Первую производственную практику Наум проходил на одной из шахт. Он был десятником вентиляции - контролировал работу газомерщиц, производивших замеры метана в шахтном воздухе - по длине пламени в специальной керосиновой лампе, и наблюдал за соблюдением правил безопасности. Наум говорил, что на шахте не очень-то следуют этим правилам и, если так пойдёт дальше, шахта наверняка взорвётся. И, действительно, через несколько месяцев на шахте был взрыв метана, погибли люди.

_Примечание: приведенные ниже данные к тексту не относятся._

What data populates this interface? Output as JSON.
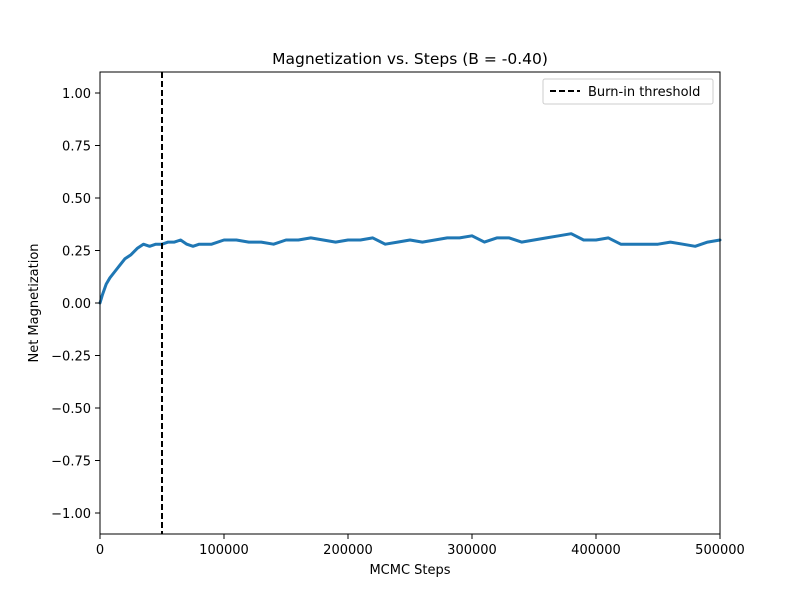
{
  "chart_data": {
    "type": "line",
    "title": "Magnetization vs. Steps (B = -0.40)",
    "xlabel": "MCMC Steps",
    "ylabel": "Net Magnetization",
    "xlim": [
      0,
      500000
    ],
    "ylim": [
      -1.1,
      1.1
    ],
    "xticks": [
      0,
      100000,
      200000,
      300000,
      400000,
      500000
    ],
    "xtick_labels": [
      "0",
      "100000",
      "200000",
      "300000",
      "400000",
      "500000"
    ],
    "yticks": [
      -1.0,
      -0.75,
      -0.5,
      -0.25,
      0.0,
      0.25,
      0.5,
      0.75,
      1.0
    ],
    "ytick_labels": [
      "−1.00",
      "−0.75",
      "−0.50",
      "−0.25",
      "0.00",
      "0.25",
      "0.50",
      "0.75",
      "1.00"
    ],
    "grid": false,
    "legend_position": "top-right",
    "series": [
      {
        "color": "#1f77b4",
        "x": [
          0,
          2000,
          5000,
          8000,
          12000,
          16000,
          20000,
          25000,
          30000,
          35000,
          40000,
          45000,
          50000,
          55000,
          60000,
          65000,
          70000,
          75000,
          80000,
          90000,
          100000,
          110000,
          120000,
          130000,
          140000,
          150000,
          160000,
          170000,
          180000,
          190000,
          200000,
          210000,
          220000,
          230000,
          240000,
          250000,
          260000,
          270000,
          280000,
          290000,
          300000,
          310000,
          320000,
          330000,
          340000,
          350000,
          360000,
          370000,
          380000,
          390000,
          400000,
          410000,
          420000,
          430000,
          440000,
          450000,
          460000,
          470000,
          480000,
          490000,
          500000
        ],
        "y": [
          0.0,
          0.04,
          0.09,
          0.12,
          0.15,
          0.18,
          0.21,
          0.23,
          0.26,
          0.28,
          0.27,
          0.28,
          0.28,
          0.29,
          0.29,
          0.3,
          0.28,
          0.27,
          0.28,
          0.28,
          0.3,
          0.3,
          0.29,
          0.29,
          0.28,
          0.3,
          0.3,
          0.31,
          0.3,
          0.29,
          0.3,
          0.3,
          0.31,
          0.28,
          0.29,
          0.3,
          0.29,
          0.3,
          0.31,
          0.31,
          0.32,
          0.29,
          0.31,
          0.31,
          0.29,
          0.3,
          0.31,
          0.32,
          0.33,
          0.3,
          0.3,
          0.31,
          0.28,
          0.28,
          0.28,
          0.28,
          0.29,
          0.28,
          0.27,
          0.29,
          0.3
        ]
      }
    ],
    "threshold": {
      "x": 50000,
      "label": "Burn-in threshold",
      "color": "#000000",
      "style": "dashed"
    }
  }
}
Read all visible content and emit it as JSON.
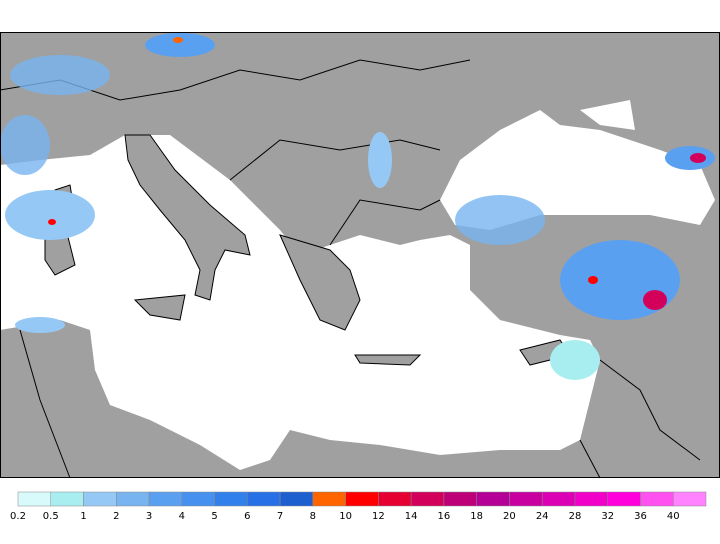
{
  "colorbar": {
    "labels": [
      "0.2",
      "0.5",
      "1",
      "2",
      "3",
      "4",
      "5",
      "6",
      "7",
      "8",
      "10",
      "12",
      "14",
      "16",
      "18",
      "20",
      "24",
      "28",
      "32",
      "36",
      "40"
    ],
    "colors": [
      "#d8fafa",
      "#a8eef0",
      "#96c8f5",
      "#78b4f0",
      "#5aa0f0",
      "#4690f0",
      "#3280ec",
      "#2870e6",
      "#1e5fd0",
      "#ff6400",
      "#ff0000",
      "#e60032",
      "#d2005a",
      "#be0078",
      "#b40096",
      "#c800a0",
      "#dc00b4",
      "#f000c8",
      "#ff00dc",
      "#ff50f0",
      "#ff82ff"
    ]
  }
}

Со временем о Науме узнали, в местных газетах стали печатать его стихи. Каждое их появление было для нас событием, которое мы по-студенчески отмечали.

Учиться  ему было труднее, чем мне – у меня свежи были школьные знания. Да и по натуре он был настоящим гуманитарием, далёким от технических премудростей.

Как бы там ни было, Наум закончил техникум. Какое-то время он работал в карагандинской газете, потом уехал в Подмосковье, а позднее жил в Москве. В начале семидесятых его стали притеснять, и он вынужден был уехать в США.

После техникума мы с ним встречались от случая к случаю. Но наша дружеская связь, которая зародилась в студенческие годы, никогда не прекращалась.